Pour mémoire, le 31 mars dernier, celle-ci subissait un blackout historique qui touchait les 76 millions de turcs. Une des explications les plus plausibles semblant en être (E structural problems) la baisse du cours du MWh, dans ce marché libéralisé, qui dissuadait les producteurs de vendre leur courant lorsque les cours sont trop bas. Une marge de sécurité suffisante n’ayant pas été prévue pour le temps de redémarrage après une chute brutale des productions aléatoires.
A cette occasion, l’ENTSO E s’était déconnecté en urgence du réseau turc pour éviter la propagation en chaine du blackout sur toute l’Europe.

L’Ukraine, de son côté, prévoit de se couper du réseau russe et se prépare déjà à être concurrentielle sur le réseau européen avec un kWh à 42 kopeks, soit, environ 2 centimes d’euro, tout en investissant prioritairement dans les énergies renouvelables (37.8%) avec l’instabilité de production que cela implique.
Cette surcapacité de production électrique aléatoire touche désormais la totalité de l’Europe et déstabilise la bourse du MWh. 
Depuis début février, les traders vendent à perte les surproductions tchèques à l’Allemagne sur le marché de gré à gré, (OTC) et achètent des capacités d’interconnexion sans les utiliser afin d’être plus réactifs sur le marché en cas de besoin.
Quel peut être l’avenir d’EDF, déjà éjecté sans ménagement du Cac 40 et condamné avec la même certitude quels que soient ses choix sur les EPR d’Hinkley Point, ou le nombre de réacteurs qu’il sera contraint de fermer ?

La fin de notre sécurité énergétique

L’abandon aux traders du marché de l’énergie, dont le contribuable paye chaque rouage : du tarif préférentiel subventionné pour l’intermittence, aux lignes de transport, ou de distribution et aux mécanismes d’effacement et de capacité, permet des marges considérables à chacun de ces nouveaux acteurs. 
Et explique que le consommateur voie sa facture enfler tandis que la surproduction aléatoire fait effondrer les cours, ruine EDF dont l'état des finances l'amène à céder ses principaux outils tels que son réseau RTE et que la libéralisation du secteur de l’énergie le contraint à céder les concessions de ses barrages.

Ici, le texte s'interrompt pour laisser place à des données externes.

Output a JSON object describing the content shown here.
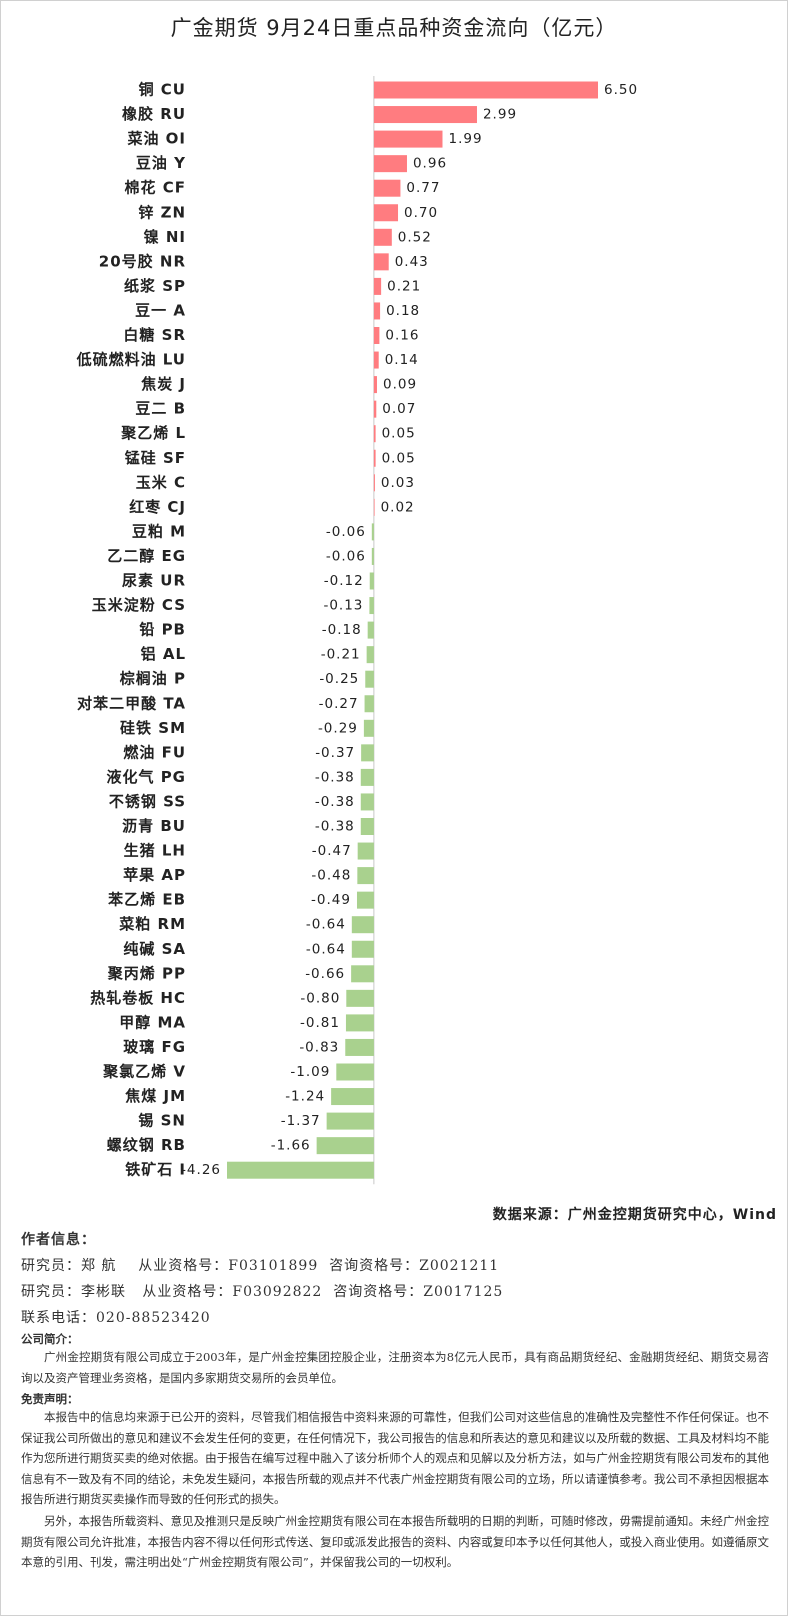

L’échec de cette libéralisation du secteur de l’énergie en Angleterre s’était pourtant soldée, ironie de l’histoire, par sa prise de contrôle par EDF, détenu, rappelons le, par l’État français à 84.6% et la « perte de capacité de contrôle et en définitive de souveraineté pour le gouvernement, et a fortiori pour les citoyens britanniques », ainsi que par l’enrichissement de grands groupes privés.
L’exemple n’aura pas permis d’anticiper le désastre qui se profile.

Bien sûr, les intérêts d'un marché toujours plus mondialisé feront probablement en sorte que le système reste viable. Mais comme dans les autres domaines c’est eux qui désormais dicteront leurs lois.

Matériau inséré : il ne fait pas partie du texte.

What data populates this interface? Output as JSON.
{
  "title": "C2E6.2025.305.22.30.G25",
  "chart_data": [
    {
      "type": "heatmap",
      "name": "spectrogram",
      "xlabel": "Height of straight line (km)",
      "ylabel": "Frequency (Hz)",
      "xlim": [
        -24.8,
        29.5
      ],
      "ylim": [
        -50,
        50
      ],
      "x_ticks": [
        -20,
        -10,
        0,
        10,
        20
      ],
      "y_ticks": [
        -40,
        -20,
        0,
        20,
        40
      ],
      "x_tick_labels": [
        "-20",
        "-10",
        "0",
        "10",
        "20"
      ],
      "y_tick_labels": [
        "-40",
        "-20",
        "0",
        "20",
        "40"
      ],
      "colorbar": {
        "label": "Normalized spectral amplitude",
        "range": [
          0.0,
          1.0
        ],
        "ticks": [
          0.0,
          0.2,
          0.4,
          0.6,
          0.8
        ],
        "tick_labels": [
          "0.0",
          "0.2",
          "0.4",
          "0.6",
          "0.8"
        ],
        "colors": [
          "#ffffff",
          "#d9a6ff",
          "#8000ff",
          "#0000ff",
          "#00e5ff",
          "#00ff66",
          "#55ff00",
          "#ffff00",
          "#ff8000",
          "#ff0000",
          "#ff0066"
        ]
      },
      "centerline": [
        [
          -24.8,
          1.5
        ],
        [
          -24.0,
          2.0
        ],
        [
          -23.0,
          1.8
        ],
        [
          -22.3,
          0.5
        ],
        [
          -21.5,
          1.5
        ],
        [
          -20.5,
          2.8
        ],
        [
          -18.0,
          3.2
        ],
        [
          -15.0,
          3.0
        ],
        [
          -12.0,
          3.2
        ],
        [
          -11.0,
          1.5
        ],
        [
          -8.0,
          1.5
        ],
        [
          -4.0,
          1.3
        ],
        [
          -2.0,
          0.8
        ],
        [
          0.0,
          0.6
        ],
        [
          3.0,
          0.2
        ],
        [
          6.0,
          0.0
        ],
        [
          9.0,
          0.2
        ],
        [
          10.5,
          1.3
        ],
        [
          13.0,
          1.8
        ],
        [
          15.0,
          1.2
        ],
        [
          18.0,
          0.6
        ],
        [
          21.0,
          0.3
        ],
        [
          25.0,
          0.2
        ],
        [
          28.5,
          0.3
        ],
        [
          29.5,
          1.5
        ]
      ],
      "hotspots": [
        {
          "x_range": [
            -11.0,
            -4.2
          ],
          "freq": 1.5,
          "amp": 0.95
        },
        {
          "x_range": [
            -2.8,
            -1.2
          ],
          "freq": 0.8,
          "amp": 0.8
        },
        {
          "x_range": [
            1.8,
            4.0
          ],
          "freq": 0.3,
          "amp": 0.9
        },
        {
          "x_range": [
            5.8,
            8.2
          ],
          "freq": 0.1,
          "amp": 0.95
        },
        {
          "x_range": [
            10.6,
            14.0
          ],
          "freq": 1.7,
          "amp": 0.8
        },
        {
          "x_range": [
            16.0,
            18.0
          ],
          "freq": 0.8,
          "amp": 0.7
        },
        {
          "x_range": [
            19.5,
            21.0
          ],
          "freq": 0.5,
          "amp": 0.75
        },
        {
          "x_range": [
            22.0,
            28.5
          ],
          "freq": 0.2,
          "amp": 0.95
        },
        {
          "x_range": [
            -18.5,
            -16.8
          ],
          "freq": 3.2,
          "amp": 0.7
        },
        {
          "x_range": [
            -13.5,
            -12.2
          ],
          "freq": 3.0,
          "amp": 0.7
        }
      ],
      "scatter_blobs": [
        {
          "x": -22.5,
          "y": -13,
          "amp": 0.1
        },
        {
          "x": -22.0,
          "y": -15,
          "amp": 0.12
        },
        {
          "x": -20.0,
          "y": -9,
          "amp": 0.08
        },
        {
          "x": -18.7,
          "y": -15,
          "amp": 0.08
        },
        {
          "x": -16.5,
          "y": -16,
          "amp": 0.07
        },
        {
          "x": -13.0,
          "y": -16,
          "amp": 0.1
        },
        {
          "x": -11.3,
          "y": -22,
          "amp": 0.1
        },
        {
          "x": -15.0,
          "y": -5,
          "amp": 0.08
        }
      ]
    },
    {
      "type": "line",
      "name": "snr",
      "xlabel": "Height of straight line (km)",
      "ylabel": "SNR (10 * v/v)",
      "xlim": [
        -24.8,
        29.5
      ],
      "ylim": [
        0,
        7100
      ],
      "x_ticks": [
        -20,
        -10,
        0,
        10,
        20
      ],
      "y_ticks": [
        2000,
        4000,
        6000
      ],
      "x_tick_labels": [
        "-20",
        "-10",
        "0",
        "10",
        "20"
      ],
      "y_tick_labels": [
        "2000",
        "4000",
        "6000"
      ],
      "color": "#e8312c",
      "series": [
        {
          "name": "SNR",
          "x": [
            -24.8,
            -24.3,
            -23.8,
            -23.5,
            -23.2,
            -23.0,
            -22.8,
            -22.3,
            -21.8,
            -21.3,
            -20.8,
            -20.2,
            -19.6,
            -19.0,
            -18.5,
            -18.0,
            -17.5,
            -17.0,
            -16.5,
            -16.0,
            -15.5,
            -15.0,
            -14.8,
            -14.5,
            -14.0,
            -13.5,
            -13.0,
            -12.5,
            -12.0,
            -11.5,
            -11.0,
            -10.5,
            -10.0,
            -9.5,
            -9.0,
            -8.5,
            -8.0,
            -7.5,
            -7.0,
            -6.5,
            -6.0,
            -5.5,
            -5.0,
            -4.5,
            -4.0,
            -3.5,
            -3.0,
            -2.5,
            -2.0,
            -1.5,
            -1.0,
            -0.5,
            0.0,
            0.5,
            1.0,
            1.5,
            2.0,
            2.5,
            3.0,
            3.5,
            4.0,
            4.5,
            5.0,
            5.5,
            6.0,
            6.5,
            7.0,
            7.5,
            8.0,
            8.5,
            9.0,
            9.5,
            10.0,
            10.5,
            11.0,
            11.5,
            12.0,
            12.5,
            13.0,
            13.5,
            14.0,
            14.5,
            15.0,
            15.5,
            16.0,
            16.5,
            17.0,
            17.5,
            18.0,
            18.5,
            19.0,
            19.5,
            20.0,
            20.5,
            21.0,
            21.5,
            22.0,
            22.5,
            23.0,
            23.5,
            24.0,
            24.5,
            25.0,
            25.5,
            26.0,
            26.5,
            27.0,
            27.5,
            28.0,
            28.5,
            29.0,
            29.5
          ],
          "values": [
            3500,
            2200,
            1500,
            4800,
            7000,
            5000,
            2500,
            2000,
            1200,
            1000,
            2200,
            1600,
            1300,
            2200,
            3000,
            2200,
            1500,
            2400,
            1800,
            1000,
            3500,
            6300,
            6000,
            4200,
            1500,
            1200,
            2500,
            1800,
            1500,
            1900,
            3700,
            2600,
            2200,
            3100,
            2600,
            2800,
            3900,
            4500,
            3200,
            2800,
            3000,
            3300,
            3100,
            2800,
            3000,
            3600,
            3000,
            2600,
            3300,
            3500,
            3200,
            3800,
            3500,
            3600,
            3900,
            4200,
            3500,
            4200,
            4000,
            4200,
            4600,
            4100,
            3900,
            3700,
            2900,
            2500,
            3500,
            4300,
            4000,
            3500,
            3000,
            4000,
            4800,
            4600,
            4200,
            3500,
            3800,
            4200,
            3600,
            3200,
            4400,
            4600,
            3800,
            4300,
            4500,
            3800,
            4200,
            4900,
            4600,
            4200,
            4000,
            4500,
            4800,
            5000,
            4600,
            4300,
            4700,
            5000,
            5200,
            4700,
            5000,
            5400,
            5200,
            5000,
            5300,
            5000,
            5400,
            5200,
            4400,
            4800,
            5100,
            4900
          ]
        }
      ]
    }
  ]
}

Depuis le « scandale d’Etat » de la vente d’Alstom à General electric « C'est lui aussi qui aura le dernier mot sur la maintenance de nos centrales sur le sol français... Nous avons donc délibérément confié à un groupe américain l'avenir de l'ensemble de notre filière nucléaire ».

Or, qu’on le veuille ou non, toute doctrine de gestion de la sécurité a un coût.
Ce coût demande d'en avoir les moyens.
Le dilemme d’EDF, qui doit désormais choisir entre chuter encore pour avoir accepté la construction de l’EPR anglais d’Hinkley Point ou pour l’avoir refusée, vient d’être illustré par la  démission de son directeur financier.

Cette descente aux enfers n’augure pas d’avenir serein.
Ni pour notre sécurité d’approvisionnement.
Ni pour celle de nos réacteurs nucléaires.